Today’s advance was reasonably broad-based. Nine of the 14 sub-indices closed higher., and only three lost ground today.

The movement was restrained though. Most advances were less than 1%. Only communications and consumer products advanced more than that, gaining 1.44% and 1.11% respectively.

Conglomerates, metal and pipelines lost on the day, though none more than 1%.

Among individual issues, 555 advanced while 450 that declined. Volume was a steady 178 million shares.

The federal government promised today to help subsidize Bombardier in its ongoing trade war with Brazil. The government is going to offer up $1.7 billion in financing to win a contract from Air Wisconsin Airlines. Bombardier finished down on the day, losing 4.06% to $21.25.

Recent hoopla around Apple seems to be helping Corel (which has announced it is launching products for the new Macintosh OS X operating system) and its battered share price. Corel was up 46.15% to $4.75 today.

In the wake of yesterday’s successful $300 million bond deal, shares in Gulf Canada were up 6.67% to $8. The stock was one of the more heavily traded issues today, with volume just over 9 million shares.

Most price changes, though, were relatively constrained today, moving within 1% or 2% as has been the trend all week.

RIM, though, was up 6.58% to $77.80 on the strength of a tech-buying spree south of the border.

Agrium chalked up a nice little jump today, climbing 4.88% to $19.35.

Although sales at Sears increased this quarter, they fell short of expectations. This shortfall dragged the department store stock down slightly. Sears ended the day off 4.81% at $23.75.
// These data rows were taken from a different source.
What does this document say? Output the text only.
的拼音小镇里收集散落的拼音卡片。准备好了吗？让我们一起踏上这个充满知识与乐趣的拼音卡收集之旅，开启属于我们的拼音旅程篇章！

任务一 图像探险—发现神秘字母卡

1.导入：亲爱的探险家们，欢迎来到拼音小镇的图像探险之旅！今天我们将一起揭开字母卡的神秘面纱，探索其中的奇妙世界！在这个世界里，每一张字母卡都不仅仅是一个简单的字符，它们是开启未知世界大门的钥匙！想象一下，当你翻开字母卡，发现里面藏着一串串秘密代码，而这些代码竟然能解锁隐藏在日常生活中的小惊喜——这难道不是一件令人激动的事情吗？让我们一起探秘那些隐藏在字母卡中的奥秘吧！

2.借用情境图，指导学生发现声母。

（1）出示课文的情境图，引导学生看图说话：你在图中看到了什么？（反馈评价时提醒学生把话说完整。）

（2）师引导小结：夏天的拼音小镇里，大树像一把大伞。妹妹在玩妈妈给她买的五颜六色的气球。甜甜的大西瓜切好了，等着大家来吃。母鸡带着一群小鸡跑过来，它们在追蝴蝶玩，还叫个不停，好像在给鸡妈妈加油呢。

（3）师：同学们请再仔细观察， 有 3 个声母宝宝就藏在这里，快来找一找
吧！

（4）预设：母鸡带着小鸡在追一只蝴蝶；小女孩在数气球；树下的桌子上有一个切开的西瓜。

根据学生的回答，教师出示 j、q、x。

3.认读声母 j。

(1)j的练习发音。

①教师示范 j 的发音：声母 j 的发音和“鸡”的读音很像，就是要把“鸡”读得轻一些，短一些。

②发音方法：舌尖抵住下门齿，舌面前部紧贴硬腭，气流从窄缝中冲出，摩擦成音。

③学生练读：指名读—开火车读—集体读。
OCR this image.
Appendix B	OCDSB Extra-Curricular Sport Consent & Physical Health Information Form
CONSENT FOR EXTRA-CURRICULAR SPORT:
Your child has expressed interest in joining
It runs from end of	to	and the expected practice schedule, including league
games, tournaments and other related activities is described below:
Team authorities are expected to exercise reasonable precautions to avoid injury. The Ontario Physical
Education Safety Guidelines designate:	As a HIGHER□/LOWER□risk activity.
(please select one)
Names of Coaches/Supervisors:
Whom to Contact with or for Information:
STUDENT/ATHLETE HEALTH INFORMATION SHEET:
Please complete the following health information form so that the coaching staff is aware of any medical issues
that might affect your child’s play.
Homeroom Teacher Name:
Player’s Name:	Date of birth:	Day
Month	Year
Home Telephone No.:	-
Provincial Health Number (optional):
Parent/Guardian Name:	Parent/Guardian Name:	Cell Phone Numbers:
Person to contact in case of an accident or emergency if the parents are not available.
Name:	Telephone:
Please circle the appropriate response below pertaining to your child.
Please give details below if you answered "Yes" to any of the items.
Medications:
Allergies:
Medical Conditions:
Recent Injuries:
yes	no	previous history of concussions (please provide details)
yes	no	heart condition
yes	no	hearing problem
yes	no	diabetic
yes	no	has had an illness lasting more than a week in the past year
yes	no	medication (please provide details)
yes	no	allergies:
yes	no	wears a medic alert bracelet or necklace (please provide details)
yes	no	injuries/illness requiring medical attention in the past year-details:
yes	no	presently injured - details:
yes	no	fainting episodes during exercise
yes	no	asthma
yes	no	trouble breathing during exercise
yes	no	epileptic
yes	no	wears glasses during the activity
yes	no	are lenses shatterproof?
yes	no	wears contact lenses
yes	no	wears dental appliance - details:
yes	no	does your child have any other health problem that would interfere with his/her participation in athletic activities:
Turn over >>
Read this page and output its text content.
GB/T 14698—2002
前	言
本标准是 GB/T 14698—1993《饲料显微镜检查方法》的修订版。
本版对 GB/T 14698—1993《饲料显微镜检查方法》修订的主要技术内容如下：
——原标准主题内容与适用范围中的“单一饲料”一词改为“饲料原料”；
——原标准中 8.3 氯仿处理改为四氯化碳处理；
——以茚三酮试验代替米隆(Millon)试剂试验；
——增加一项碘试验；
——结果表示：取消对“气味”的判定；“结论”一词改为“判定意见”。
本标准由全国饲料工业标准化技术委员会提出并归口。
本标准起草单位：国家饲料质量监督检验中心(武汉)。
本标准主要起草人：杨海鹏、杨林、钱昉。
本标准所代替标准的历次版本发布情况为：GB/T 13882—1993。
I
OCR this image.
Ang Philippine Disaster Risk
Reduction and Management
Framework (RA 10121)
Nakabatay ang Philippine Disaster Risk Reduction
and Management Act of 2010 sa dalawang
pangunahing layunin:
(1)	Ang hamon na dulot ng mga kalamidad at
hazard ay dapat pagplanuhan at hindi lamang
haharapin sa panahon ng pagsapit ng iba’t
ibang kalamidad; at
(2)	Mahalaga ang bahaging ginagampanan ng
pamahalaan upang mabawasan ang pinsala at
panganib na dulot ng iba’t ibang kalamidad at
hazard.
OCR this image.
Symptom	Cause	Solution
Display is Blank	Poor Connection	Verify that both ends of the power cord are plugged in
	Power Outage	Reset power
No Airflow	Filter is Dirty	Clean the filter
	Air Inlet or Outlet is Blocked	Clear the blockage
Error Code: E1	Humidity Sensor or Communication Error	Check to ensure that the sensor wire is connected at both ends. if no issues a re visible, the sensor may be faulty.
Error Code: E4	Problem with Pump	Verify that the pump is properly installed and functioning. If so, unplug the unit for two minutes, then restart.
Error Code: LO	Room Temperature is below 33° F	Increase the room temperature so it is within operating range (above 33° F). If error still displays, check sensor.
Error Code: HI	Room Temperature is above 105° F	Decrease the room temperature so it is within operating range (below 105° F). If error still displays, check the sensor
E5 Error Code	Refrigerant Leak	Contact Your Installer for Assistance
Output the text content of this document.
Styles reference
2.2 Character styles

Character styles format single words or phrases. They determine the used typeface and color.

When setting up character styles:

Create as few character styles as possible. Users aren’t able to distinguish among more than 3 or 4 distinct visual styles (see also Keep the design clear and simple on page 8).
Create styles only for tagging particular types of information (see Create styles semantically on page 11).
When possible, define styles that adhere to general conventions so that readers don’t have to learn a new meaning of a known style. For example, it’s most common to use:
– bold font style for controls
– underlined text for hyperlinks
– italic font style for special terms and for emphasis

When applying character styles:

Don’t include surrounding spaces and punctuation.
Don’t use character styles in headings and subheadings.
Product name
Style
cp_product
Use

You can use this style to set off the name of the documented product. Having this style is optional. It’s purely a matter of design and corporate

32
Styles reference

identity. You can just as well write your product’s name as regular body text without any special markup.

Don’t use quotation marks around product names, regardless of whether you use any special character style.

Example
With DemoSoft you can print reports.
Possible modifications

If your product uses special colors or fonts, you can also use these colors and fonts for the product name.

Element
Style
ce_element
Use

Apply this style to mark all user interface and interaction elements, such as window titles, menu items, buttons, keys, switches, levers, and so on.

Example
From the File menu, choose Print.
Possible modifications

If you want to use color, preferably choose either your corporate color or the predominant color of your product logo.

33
Cyberplex shares were also down, sliding 6.38% to $2.20. Shares in Stuart Energy, makers of hydrogen generation technologies (expected to fit nicely into fuel cell-powered cars) also dropped. Stuart shares fell 6.67% to close at $7.70. No news on either of those movements.

Tech stocks had a good in the U.S. today. But the action wasn’t just containd to Nasdaq, as all major markets posted gains today.

The Dow Jones industrial average added 31.72 points to 10,604.27, NASDAQ gained a solid 82.88 to 2,524.18, and the S&P 500 jumped 12.47 points at 1,313.27.